In this image, the small blue dots are pixels classified as Lineas which belong to one or the other cluster. The red dots are outliers and are dropped.




2: Active learning (under execution)

In the case of a Decision Tree for binary classification, the prediction for a new datapoint is the majority occupancy in the leaf node where the new datapoint lands and the confidence is the ratio of the majority to total points in that node. For a Random Forest, the prediction is the result of the poll among these DTs and the confidence is the average value of the confidence among the DTs.

In this approach, because of the high cost of labelling the pixels, we start using the model early even when it has low accuracies. We first ask the model to label an unseen image. Along with the label, we also demand a confidence measure for each pixel. We trust and use the model's label of points for which the model has high confidence and we label the rest of the points ourselves (the oracles). Additionally, since our model performs so well in detecting the background, we could trust it's label for a background with a bit lower confidence than the threshold set for Lineas. Ultimately, we get a mask created by the model and the oracle. With more iterations, the oracle's work decreases and the model becomes more and more confident.

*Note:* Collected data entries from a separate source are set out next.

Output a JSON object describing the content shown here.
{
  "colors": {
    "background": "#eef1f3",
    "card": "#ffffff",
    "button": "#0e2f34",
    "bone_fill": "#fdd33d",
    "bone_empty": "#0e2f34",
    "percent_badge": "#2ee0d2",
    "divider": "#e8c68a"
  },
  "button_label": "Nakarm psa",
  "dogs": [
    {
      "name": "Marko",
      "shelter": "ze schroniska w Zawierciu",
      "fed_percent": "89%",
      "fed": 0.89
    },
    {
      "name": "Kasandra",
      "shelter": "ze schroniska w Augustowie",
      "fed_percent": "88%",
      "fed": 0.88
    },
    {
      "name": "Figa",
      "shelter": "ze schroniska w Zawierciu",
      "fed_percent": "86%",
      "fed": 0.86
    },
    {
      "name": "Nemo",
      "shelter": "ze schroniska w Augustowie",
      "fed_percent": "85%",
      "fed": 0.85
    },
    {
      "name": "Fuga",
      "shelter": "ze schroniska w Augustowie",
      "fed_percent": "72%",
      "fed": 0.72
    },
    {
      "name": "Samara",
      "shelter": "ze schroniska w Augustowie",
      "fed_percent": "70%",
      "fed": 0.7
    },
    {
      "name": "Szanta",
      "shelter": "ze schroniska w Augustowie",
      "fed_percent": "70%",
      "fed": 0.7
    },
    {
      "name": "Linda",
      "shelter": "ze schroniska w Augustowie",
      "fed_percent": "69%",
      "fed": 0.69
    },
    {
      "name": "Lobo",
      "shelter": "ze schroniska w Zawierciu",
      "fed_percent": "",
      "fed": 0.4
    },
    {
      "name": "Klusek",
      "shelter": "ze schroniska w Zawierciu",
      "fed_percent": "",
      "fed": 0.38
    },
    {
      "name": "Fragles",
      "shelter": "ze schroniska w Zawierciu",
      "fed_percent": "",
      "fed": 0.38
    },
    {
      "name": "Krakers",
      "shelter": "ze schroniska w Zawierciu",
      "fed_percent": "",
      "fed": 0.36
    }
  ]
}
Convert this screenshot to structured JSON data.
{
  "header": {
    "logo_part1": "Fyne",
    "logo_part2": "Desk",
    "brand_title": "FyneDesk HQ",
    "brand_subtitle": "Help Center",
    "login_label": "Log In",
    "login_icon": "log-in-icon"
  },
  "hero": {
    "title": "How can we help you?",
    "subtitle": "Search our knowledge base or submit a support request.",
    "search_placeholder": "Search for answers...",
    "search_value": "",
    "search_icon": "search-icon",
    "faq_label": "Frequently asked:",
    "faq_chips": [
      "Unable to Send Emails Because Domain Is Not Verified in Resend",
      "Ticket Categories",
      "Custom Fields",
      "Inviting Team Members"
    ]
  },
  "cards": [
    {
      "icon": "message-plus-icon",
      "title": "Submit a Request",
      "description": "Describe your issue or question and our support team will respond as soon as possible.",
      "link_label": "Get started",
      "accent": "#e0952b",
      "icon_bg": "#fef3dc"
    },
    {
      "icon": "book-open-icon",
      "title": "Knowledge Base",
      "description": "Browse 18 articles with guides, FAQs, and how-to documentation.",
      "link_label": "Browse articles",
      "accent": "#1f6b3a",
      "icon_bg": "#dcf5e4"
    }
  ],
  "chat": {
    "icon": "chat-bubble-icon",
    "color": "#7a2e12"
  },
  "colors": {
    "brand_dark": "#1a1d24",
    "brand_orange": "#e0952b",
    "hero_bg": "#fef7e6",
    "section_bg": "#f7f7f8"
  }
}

This is an image unseen by the model. In this image, we only have to label the red section as Lineas and background. The rest has been classified as background by the model.




3: Interesting ideas (?)

References and Codes

Papers


Codes

Discussions

Concluding Remarks

In this project, we hoped to find the salts in Europa's Lineas. As a first step, we decided to make a Linea segmentaion model. We made different models which work on three different principles, however because of shortage of training data, our models are currently struggling. There is no easy fix for it as far as we know and one has to expend time and effort in creating the masks. Augmenting the images helps a little and Active Learning could easen the process significantly. Our current aim is to use Active Learning and see if the IoU improves. If we see that active learning improves the scores, that would be proof of concept for our project. Some interesting ideas like using anomaly detection in image segmentaion to update the weights (teach) of the model and using weighted augmentation have been proposed but due to time constraints, could not be executed. Yet. Various experiments have been performed on the models like transfer-learning, thresholding using BGD, dimension reduction etc. Although we only have seven masks, since two of our models are based on Random Forest, running GridSearchCV to optimise the hyperparameters is not possible, atleast with the machines we have access to. To improve the models further, we have handled the imbalance in our dataset and tried to find the anomalies in the predictions. Assuming Active Learning improves the results significantly, we would like to finish this part of the project by choosing the model with highest validation accuracies. Then we would move on to the second goal and hopefully, we could analyse the minerals in the Lineas.


The Bigger Goal

Once we have the Linea recognition model ready, we could do a spectral analysis of the Lineas. As a first step, we would like to find the dominant component in the spectra which would likely be magnesium sulphate or sulphuric acid. But, the final step would be to unmix the spectra and look for prebiotic compounds and chemical biosignatures in the Lineas. Oh how grand that would be!